The House of Lost Souls - F. G. Cottam [27]
His name was Hindip Roon and he had followed his father and grandfather into the Gurkha Rifles. He was no more than five feet tall and, wet through, wouldn’t have weighed above fifty kilos. Mason watched the trooper walk away, becoming as light and insubstantial as a ghost, until he disappeared completely into the foliage skirting the perimeter of the village. There was a sort of fog, a vapour that glazed the soldiers’ skin and smelled sulphurous and made the branches of the trees and hanging vines gluey against clothing and kit. On the grass, its residue dragged at boots as sticky as the slime that trails a snail. But it was useful, this mist that made phantoms of men and coated the jungle in its suffocating hush. It made concealment easier. According to the priest, the chief of the Tengwai wore an emerald-studded collar as his badge of office. It was not something he would be likely to relinquish willingly. Mason had ordered trooper Roon to bring back the collar when he returned as physical proof of the deed done. Roon might feel compelled, he knew, to take other trophies. It was a grisly and long-cherished custom among the Gurkhas. But he’d volunteered for the task and what he did with the bastard’s extremities was, to Mason’s mind, entirely his own prerogative.
Except that, by midnight, Roon had not returned. Through the weeping mist, through his night-vision binoculars, Mason could discern no movement in the village. But then, since his unit’s arrival and careful disposition around it there had been no sound or visible sign of life in the village at all. The jungle was quiet, too. But that had been a feature of their mission, when he thought about it. They had heard no birds singing or earthbound beasts crashing, startled, through foliage. There were no monkeys capering and calling up above in the trees. They hadn’t seen so much as a squirrel or a bat up there in the canopy. There’d just been biting insects and the odd distant bark of a scavenging jackal and, a couple of hours earlier, the coils of a fat snake wound indolent around a heavy branch a few metres to the left of the path the priest had put them on.
He sent a two-man scout party to assess the level of defensive fortification and sentry disposition at the two entrances to the village compound marked on the Jesuit’s map. And they returned after an hour to report that there were no sentries. There were no defences. The village gave the appearance of being entirely uninhabited.
As commander of the mission, Mason knew he had to go in after their man. Their belief in their own invulnerability could just about explain the defensive laxness of the Tengwai fighters. But Mason’s men were not Kesabi, hampered by bad magic, crippled by juju terror. They’d go in hard and fast and it wouldn’t be subtle or diplomatic and the Tengwai wouldn’t know what had fucking hit them. They’d only hope to Christ trooper Hindip Roon was still in one piece and, if he was, they’d get him out and fuck the French and their fucking colonial games, Mason thought, as he gave the signal to attack.
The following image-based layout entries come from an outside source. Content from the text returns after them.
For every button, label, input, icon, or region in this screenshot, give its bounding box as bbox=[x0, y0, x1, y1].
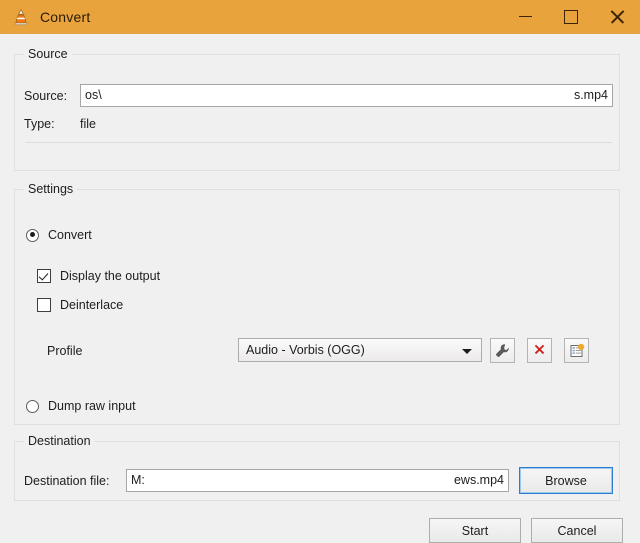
browse-button-label: Browse bbox=[545, 473, 587, 488]
window-title: Convert bbox=[40, 8, 91, 25]
dialog-body: Source Source: os\ s.mp4 Type: file Sett… bbox=[0, 34, 640, 543]
source-group-title: Source bbox=[24, 47, 72, 61]
close-button[interactable] bbox=[594, 0, 640, 33]
destination-value-tail: ews.mp4 bbox=[453, 473, 504, 487]
cancel-button[interactable]: Cancel bbox=[531, 518, 623, 543]
display-output-row[interactable]: Display the output bbox=[37, 269, 160, 283]
type-label: Type: bbox=[24, 117, 55, 131]
deinterlace-row[interactable]: Deinterlace bbox=[37, 298, 123, 312]
wrench-icon bbox=[496, 344, 509, 357]
edit-profile-button[interactable] bbox=[490, 338, 515, 363]
cancel-button-label: Cancel bbox=[557, 523, 597, 538]
source-label: Source: bbox=[24, 89, 68, 103]
deinterlace-label: Deinterlace bbox=[60, 298, 124, 312]
convert-radio-row[interactable]: Convert bbox=[26, 228, 92, 242]
profile-value: Audio - Vorbis (OGG) bbox=[246, 343, 365, 357]
maximize-button[interactable] bbox=[548, 0, 594, 33]
minimize-icon bbox=[518, 15, 532, 18]
convert-radio-label: Convert bbox=[48, 228, 92, 242]
new-profile-icon bbox=[570, 343, 584, 357]
source-value-tail: s.mp4 bbox=[573, 88, 608, 102]
red-x-icon bbox=[534, 344, 545, 355]
delete-profile-button[interactable] bbox=[527, 338, 552, 363]
settings-group-title: Settings bbox=[24, 182, 78, 196]
close-icon bbox=[610, 9, 625, 24]
type-value: file bbox=[80, 117, 96, 131]
dump-raw-radio[interactable] bbox=[26, 399, 39, 413]
chevron-down-icon bbox=[462, 349, 472, 354]
window-controls bbox=[502, 0, 640, 33]
title-bar: Convert bbox=[0, 0, 640, 34]
start-button-label: Start bbox=[461, 523, 489, 538]
browse-button[interactable]: Browse bbox=[519, 467, 613, 494]
source-separator bbox=[25, 142, 612, 143]
vlc-cone-icon bbox=[12, 8, 30, 26]
source-group: Source bbox=[14, 47, 620, 171]
source-value-head: os\ bbox=[85, 88, 102, 102]
destination-file-input[interactable]: M: ews.mp4 bbox=[126, 469, 509, 492]
dump-raw-radio-row[interactable]: Dump raw input bbox=[26, 399, 136, 413]
destination-group-title: Destination bbox=[24, 434, 95, 448]
start-button[interactable]: Start bbox=[429, 518, 521, 543]
profile-label: Profile bbox=[47, 344, 83, 358]
maximize-icon bbox=[564, 9, 578, 24]
source-input[interactable]: os\ s.mp4 bbox=[80, 84, 613, 107]
profile-select[interactable]: Audio - Vorbis (OGG) bbox=[238, 338, 482, 362]
dump-raw-label: Dump raw input bbox=[48, 399, 136, 413]
convert-radio[interactable] bbox=[26, 228, 39, 242]
display-output-label: Display the output bbox=[60, 269, 161, 283]
destination-file-label: Destination file: bbox=[24, 474, 110, 488]
display-output-checkbox[interactable] bbox=[37, 269, 51, 283]
new-profile-button[interactable] bbox=[564, 338, 589, 363]
minimize-button[interactable] bbox=[502, 0, 548, 33]
deinterlace-checkbox[interactable] bbox=[37, 298, 51, 312]
destination-value-head: M: bbox=[131, 473, 145, 487]
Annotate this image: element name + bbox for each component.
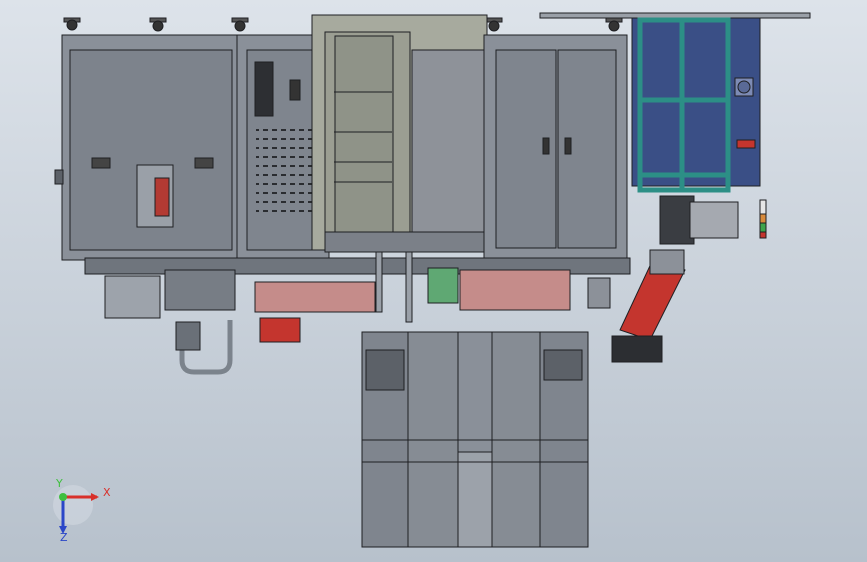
x-axis-label: X — [103, 486, 111, 499]
cad-viewport[interactable]: X Y Z — [0, 0, 867, 562]
lower-base[interactable] — [361, 331, 589, 548]
robot-cell-frame[interactable] — [631, 17, 761, 193]
y-axis-label: Y — [55, 477, 63, 490]
signal-tower-icon — [759, 199, 767, 239]
glass-door-cabinet[interactable] — [311, 14, 488, 253]
right-double-door-cabinet[interactable] — [483, 34, 628, 261]
door-handle-icon[interactable] — [564, 137, 572, 155]
left-cabinet[interactable] — [54, 34, 238, 261]
top-plate — [539, 12, 811, 19]
z-axis-label: Z — [60, 531, 68, 544]
door-handle-icon[interactable] — [542, 137, 550, 155]
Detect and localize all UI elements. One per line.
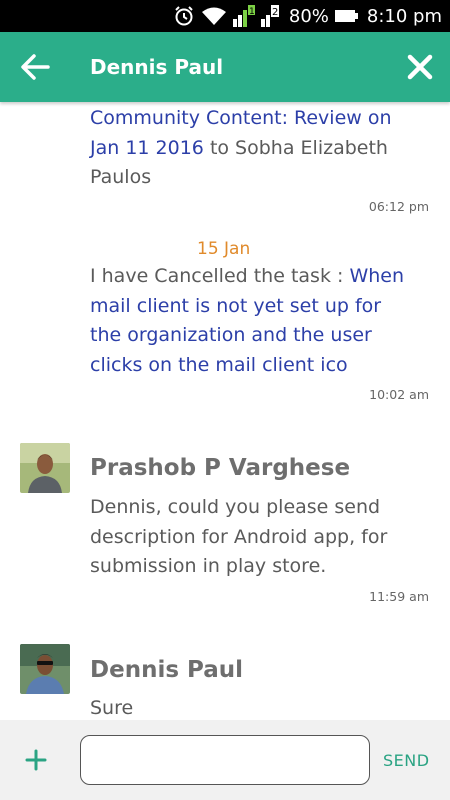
add-attachment-button[interactable] (0, 720, 72, 800)
message-list[interactable]: Community Content: Review on Jan 11 2016… (0, 102, 450, 720)
app-bar: Dennis Paul (0, 32, 450, 102)
back-button[interactable] (0, 32, 70, 102)
status-bar: 1 2 80% 8:10 pm (0, 0, 450, 32)
send-button[interactable]: SEND (383, 751, 430, 770)
message-body: I have Cancelled the task : When mail cl… (90, 265, 404, 376)
date-separator: 15 Jan (197, 239, 251, 259)
alarm-clock-icon (173, 5, 195, 27)
plus-icon (25, 749, 47, 771)
signal-sim1-icon: 1 (232, 5, 255, 27)
message-time: 11:59 am (369, 589, 429, 604)
message-composer: SEND (0, 720, 450, 800)
battery-icon (334, 8, 361, 24)
sender-name: Dennis Paul (90, 657, 244, 683)
message-body: Dennis, could you please send descriptio… (90, 496, 388, 577)
avatar[interactable] (20, 443, 70, 493)
wifi-icon (201, 6, 227, 26)
message-body: Sure (90, 697, 134, 719)
message-time: 10:02 am (369, 387, 429, 402)
message-body: Community Content: Review on Jan 11 2016… (90, 107, 392, 188)
svg-text:1: 1 (249, 7, 255, 17)
close-button[interactable] (390, 32, 450, 102)
sender-name: Prashob P Varghese (90, 455, 351, 481)
message-time: 06:12 pm (368, 199, 429, 214)
page-title: Dennis Paul (90, 55, 224, 79)
arrow-left-icon (21, 54, 50, 80)
battery-percent: 80% (288, 5, 329, 27)
svg-text:2: 2 (272, 7, 278, 18)
avatar[interactable] (20, 644, 70, 694)
close-icon (407, 54, 433, 80)
signal-sim2-icon: 2 (260, 5, 283, 27)
message-input[interactable] (80, 735, 370, 785)
clock: 8:10 pm (366, 5, 442, 27)
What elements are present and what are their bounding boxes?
They found only two men in the village. Both of them were dead. The Tengwai chief lay, headless, in his hut. Hindip Roon sat cross-legged outside the hut with the severed head facing away from him on the ground between his knees. In the grip of Roon’s right fist, the chief’s collar of office glinted green and gold in the darkness in thin beams from the torches screwed to the assault party’s rifles. Roon had a slacker grip in death on the handle of his kukri knife, which he had used left-handed to slice open his carotid artery before bleeding to death in apparent repose.
The chief had not died in repose. Mason settled on his haunches and examined the face of the dead man by torchlight. The sides of the head were dark and bloody and the hair there matted with gore where Roon had sliced off his ears. But you only noticed that after taking in the raw, red nakedness of his skull. Because Roon had scalped him, too. His lips were drawn back in a snarl of agony from his teeth.